President Barack Obama has conducted more deportations than any predecessors. What are your hopes for the next election?
Before Obama was elected, we had a protest at Broadview [Detention Center]. Someone asked me, ‘What hope do you have for Obama?’
There is no hope in Obama. Our hope is in God. Now that the election is on, we say the same thing. No hope in Republicans or Democrats.
It is our task as religious leaders to be questioning our politicians, because politics are under God’s supervision. Nobody talks about corporate politicians, but those are the politicians the U.S. has. Their main goal to be in power is to protect the corporations. They believe through protecting corporate power they are protecting their country. But they are producing wars, and they end up protecting corporations but not the people who produce the economy. That’s why we have this mess now. There is no hope in this type of politics.
We might not get immigration reform with Obama or the Republicans, but we will continue to contribute to this society with a tremendous happiness and hope. People who are without documents always have hope.
Why do you choose to use civil disobedience?
It is very important to march and meet with politicians, but it has to be something more than that … [to] show that there are people who can take a risk to create change. Most of the time, we say, ‘Well, we did one civil disobedience, and nothing happened.’ But no, something happened, because society is getting educated about the issues.
We talk about [Martin Luther King Jr.] and Cesar Chavez. We talk about them but we don’t talk about the people who were arrested with them. For example, last year, we went to Broadview and laid down in front of the buses. It was raining; it was 6 in the morning. We went to jail. One woman—they were questioning her because she was not white and she was undocumented, but the media didn’t publicize anything. Then Rep. Luis Gutierrez did a civil disobedience, and all the media came. But in reality, the people from the neighborhood took more risks. Gutierrez was in jail for 20 minutes. They were in jail for six, seven hours. This isn’t against Gutierrez—I love him and I support his struggle. I am just using the analogy. It’s very important to do civil disobedience, to march, to have radical activities, because the community gets involved.

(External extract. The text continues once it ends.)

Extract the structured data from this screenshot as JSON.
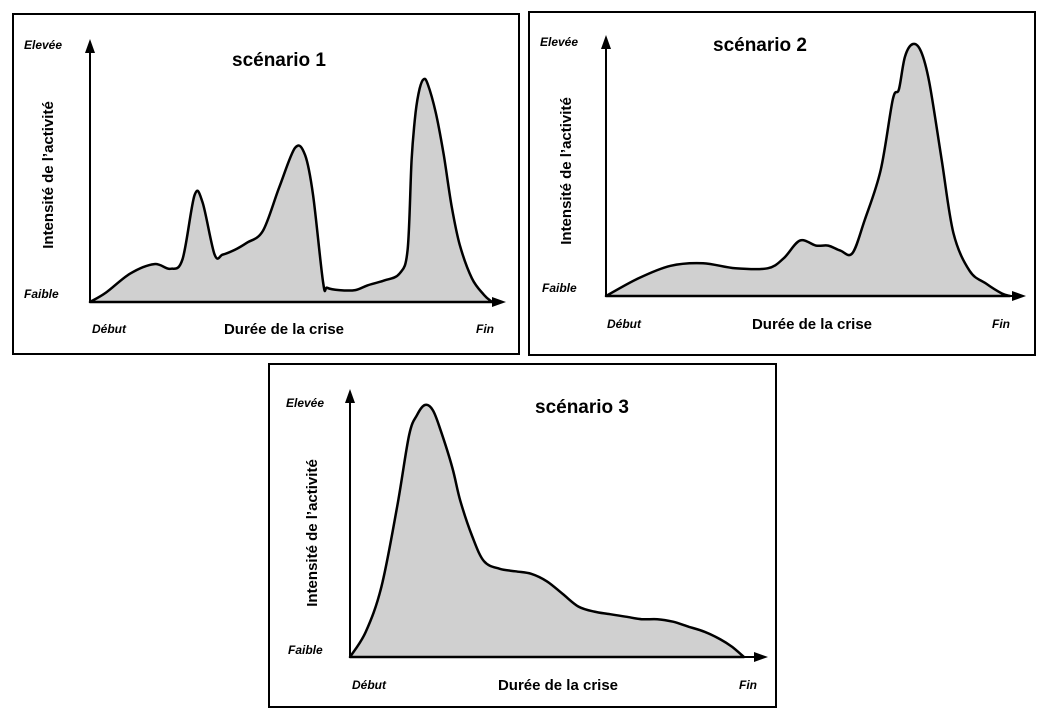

All these women are the heroes. They are the ones who make the phone calls, organize the marches, help in the mission, and empower the people. In this mission, if we wanted to have a protest tomorrow, we would just make some calls and by tomorrow we will have 100 people protesting. Ninety percent of people in this mission are undocumented. Many people don’t want to talk, but we let them know they have rights. That is where spirituality plays an important role—when you tell them they are not alone, God is with them, and you are there to protect them.